According to psychologist Greg Coram, of the Monmouth University in West Long Branch, New Jersey, Cox's case bore similarities to the killings of Andrew Cunanan, who operated in an almost parallel timeframe, with his final murder, that of fashion designer Gianni Versace, taking place in Florida as well. On July 23, Cox was indicted for the murders of Stephanie Singleton and Mary Ann Voepel. His first trial in February 2001 resulted in a hung jury, as the 12th member refused to accept Cox's guilt and was certain that there was insufficient evidence to his guilt.

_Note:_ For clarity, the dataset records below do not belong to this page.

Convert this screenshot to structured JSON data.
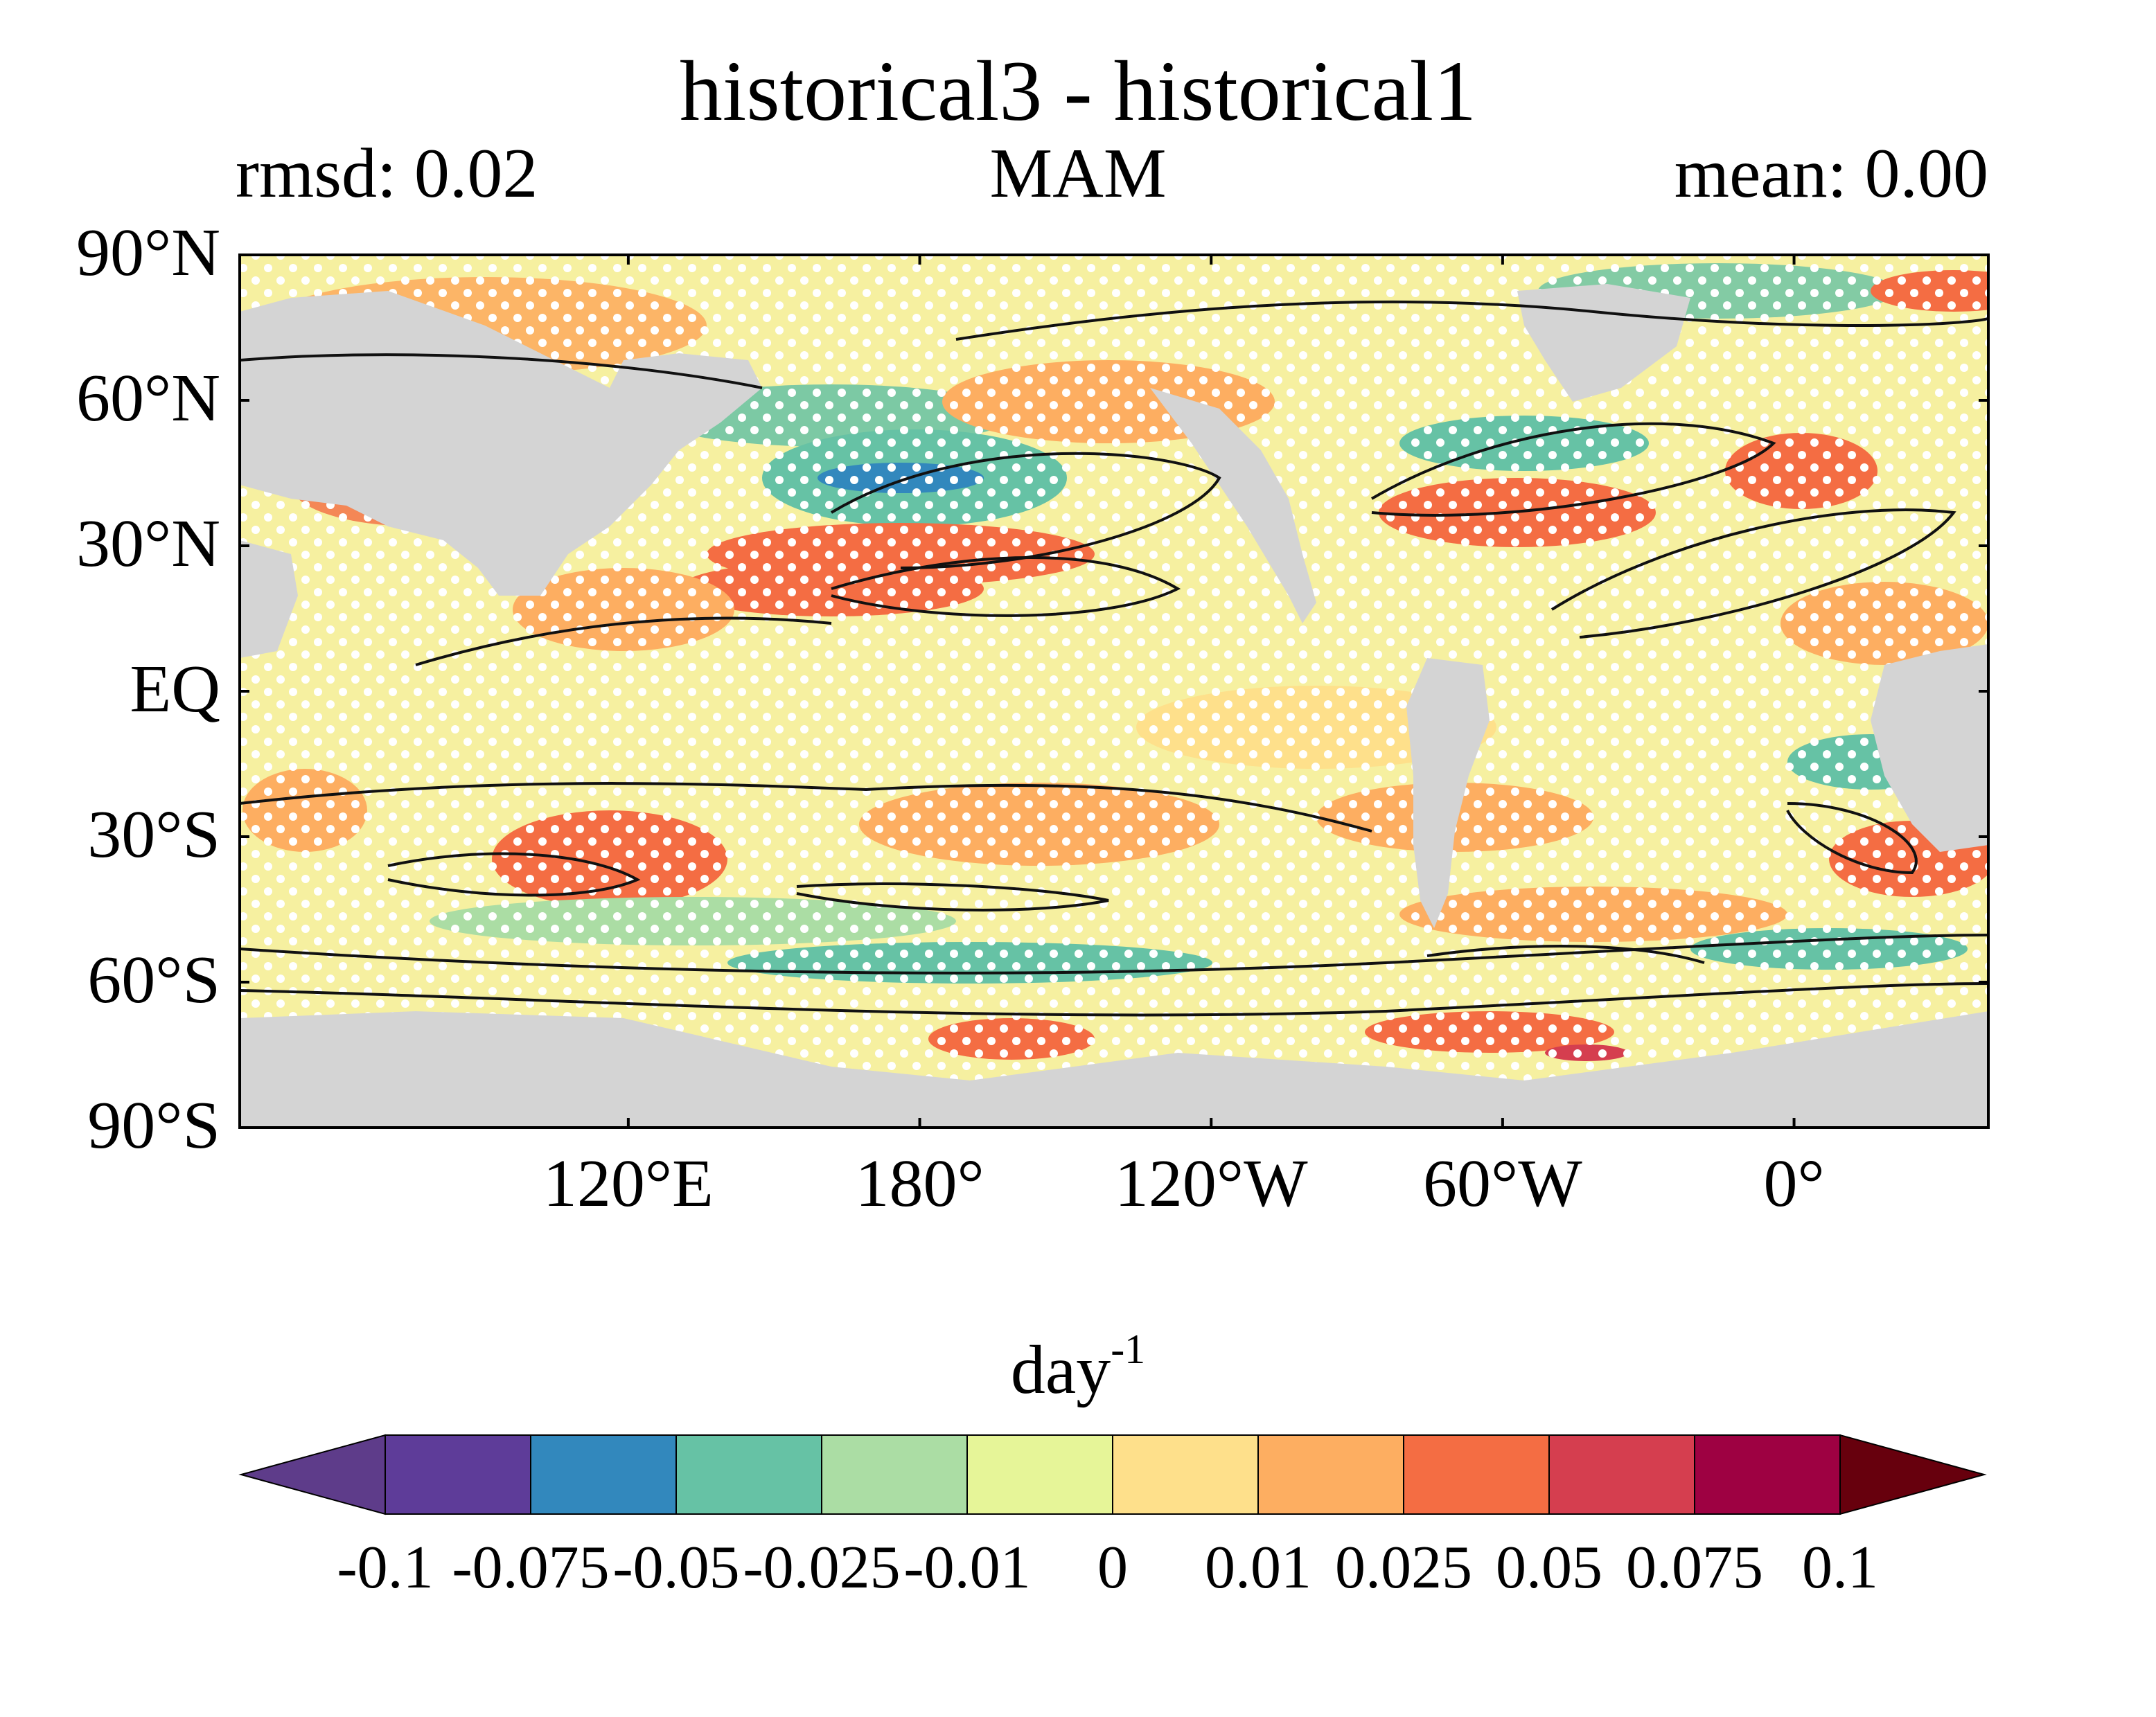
{
  "title": "historical3 - historical1",
  "stat_left": "rmsd: 0.02",
  "season": "MAM",
  "stat_right": "mean: 0.00",
  "latitude_labels": [
    "90°N",
    "60°N",
    "30°N",
    "EQ",
    "30°S",
    "60°S",
    "90°S"
  ],
  "latitude_values": [
    90,
    60,
    30,
    0,
    -30,
    -60,
    -90
  ],
  "longitude_labels": [
    "120°E",
    "180°",
    "120°W",
    "60°W",
    "0°"
  ],
  "longitude_values": [
    120,
    180,
    240,
    300,
    360
  ],
  "map_extent": {
    "lon_min": 40,
    "lon_max": 400,
    "lat_min": -90,
    "lat_max": 90
  },
  "units_base": "day",
  "units_exp": "-1",
  "colorbar": {
    "ticks": [
      "-0.1",
      "-0.075",
      "-0.05",
      "-0.025",
      "-0.01",
      "0",
      "0.01",
      "0.025",
      "0.05",
      "0.075",
      "0.1"
    ],
    "colors": [
      "#5e3c99",
      "#3288bd",
      "#66c2a5",
      "#abdda4",
      "#e6f598",
      "#fee08b",
      "#fdae61",
      "#f46d43",
      "#d53e4f",
      "#9e0142"
    ],
    "under_color": "#5e3c8a",
    "over_color": "#67000d"
  },
  "colors": {
    "land": "#d4d4d4",
    "stipple": "#ffffff",
    "contour": "#111111"
  }
}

After an intensive debate, which resulted in some jurors begging and pleading for a conviction, a new trial for Cox was ordered at a later date.

At the new trial in April 2001, Cox stood expressionless while the judge pronounced the guilty verdicts, which could have resulted in him receiving the death penalty. His defense attorney, Mark O'Mara, contended that his client "snapped" on the moment and likely suffered from some sort of mental illness, asking that he be convicted of second-degree murder instead, which is not punishable by death. After a two-year delay, and a request by a victim's family member to finally end the case, prosecutors agreed to drop the death penalty, and Justice Frank Kaney instead sentenced Cox to three counts of life imprisonment.